Les coupoles de l’église abbatiale de Saint-Front de Périgueux peuvent être considérées toutefois comme les premières dont la construction ait exercé une influence considérable sur l’architecture occidentale. Ces coupoles, au nombre de cinq, égales en diamètre et en élévation, à base circulaire, sont établies sur pendentifs ; mais ces pendentifs ne sont pas appareillés comme il convient : les lits des assises sont horizontaux, au lieu d’être normaux à leur courbe génératrice ; ce sont de véritables encorbellements qui ne se soutiennent que par l’adhérence des mortiers et par leur forme sphéroïdale. Il est évident ainsi que l’architecte de Saint-Front a imité la forme d’une construction étrangère, sans se rendre compte de son principe, et ce fait seul tendrait à détruire l’opinion émise par notre savant ami, M. de Verneilh, savoir : que l’église actuelle de Saint-Front aurait été élevée par un artiste venu des bords de l’Adriatique[2]. Nous venons de voir, dans l’exemple précédent, que le constructeur de la petite église de Saint-Ferréol, voulant faire des pendentifs, n’a trouvé d’autre moyen, pour leur donner une courbure à peu près convenable, que d’incliner les rangs de moellons sur les reins des arcs doubleaux, c’est-à-dire de superposer des rangs de voussoirs, tant bien que mal, en les avançant les uns sur les autres, et de les enchevêtrer de la façon la plus grossière au point de jonction. En construction, comme en toute chose qui demande à la fois du calcul et de l’expérience, il ne faut jamais supposer que les moyens les plus simples soient adoptés les premiers ; c’est le contraire qui a lieu. Le principe de construction des pendentifs, une fois connu, semble très-naturel ; mais il dut paraître, aux yeux d’artistes barbares, un véritable tour de force. Il ne fut jamais compris par les architectes romans, et si nous possédons en France quelques coupoles portées sur pendentifs, avant l’ère gothique, ceux-ci ne sont qu’une apparence, non un système de construction compris et

  1. M. Mérimée a pris la peine de relever ce petit monument, et a bien voulu nous communiquer les précieux croquis qu’il a faits pendant son séjour à Saint-Honorat.
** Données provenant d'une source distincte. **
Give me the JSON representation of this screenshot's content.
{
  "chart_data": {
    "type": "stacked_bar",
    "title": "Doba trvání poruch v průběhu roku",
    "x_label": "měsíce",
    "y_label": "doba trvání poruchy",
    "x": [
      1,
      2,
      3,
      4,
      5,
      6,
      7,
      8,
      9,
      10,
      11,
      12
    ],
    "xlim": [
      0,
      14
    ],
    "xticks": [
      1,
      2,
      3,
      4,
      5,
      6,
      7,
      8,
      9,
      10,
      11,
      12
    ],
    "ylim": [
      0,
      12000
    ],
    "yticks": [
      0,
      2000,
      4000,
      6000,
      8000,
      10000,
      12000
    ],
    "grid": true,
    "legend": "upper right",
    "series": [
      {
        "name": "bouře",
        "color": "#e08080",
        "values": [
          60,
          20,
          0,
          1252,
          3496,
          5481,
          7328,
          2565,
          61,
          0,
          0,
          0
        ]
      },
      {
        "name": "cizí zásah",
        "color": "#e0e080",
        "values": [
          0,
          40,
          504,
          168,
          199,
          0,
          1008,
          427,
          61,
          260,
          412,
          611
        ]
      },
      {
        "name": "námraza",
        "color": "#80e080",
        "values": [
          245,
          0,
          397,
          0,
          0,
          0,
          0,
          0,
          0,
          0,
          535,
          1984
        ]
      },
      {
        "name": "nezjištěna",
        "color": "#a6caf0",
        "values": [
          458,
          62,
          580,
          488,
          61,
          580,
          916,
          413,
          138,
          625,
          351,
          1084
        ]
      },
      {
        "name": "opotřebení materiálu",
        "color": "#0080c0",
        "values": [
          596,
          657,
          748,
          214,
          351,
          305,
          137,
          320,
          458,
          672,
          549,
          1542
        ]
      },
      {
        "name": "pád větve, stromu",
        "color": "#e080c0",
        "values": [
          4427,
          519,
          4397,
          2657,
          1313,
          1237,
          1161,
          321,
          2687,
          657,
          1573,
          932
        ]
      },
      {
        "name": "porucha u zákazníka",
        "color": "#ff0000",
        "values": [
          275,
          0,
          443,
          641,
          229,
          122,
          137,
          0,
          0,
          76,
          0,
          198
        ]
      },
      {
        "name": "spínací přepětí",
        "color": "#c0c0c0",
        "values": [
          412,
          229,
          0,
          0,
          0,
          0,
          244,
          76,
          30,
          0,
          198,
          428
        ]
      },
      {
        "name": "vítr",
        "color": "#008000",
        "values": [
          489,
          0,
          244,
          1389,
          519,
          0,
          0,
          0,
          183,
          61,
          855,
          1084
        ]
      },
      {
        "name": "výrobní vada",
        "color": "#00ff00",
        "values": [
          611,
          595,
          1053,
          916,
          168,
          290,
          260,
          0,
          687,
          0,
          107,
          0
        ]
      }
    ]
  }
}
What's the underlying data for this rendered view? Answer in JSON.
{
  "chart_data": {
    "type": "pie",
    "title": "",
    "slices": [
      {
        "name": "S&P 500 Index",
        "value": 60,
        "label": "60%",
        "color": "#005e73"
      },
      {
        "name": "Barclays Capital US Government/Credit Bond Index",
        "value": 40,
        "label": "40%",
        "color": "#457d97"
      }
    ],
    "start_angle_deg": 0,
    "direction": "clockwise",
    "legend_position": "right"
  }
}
  2. Il faut dire que quand M. de Verneilh a publié son livre sur l’architecture byzantine en France, M. Abadie, l’architecte chargé de la restauration de Saint-Front, n’avait pas encore commencé les travaux qu’il dirige avec autant de dévouement que d’intelligence, et ce fait de la construction singulière des pendentifs n’avait pu être signalé.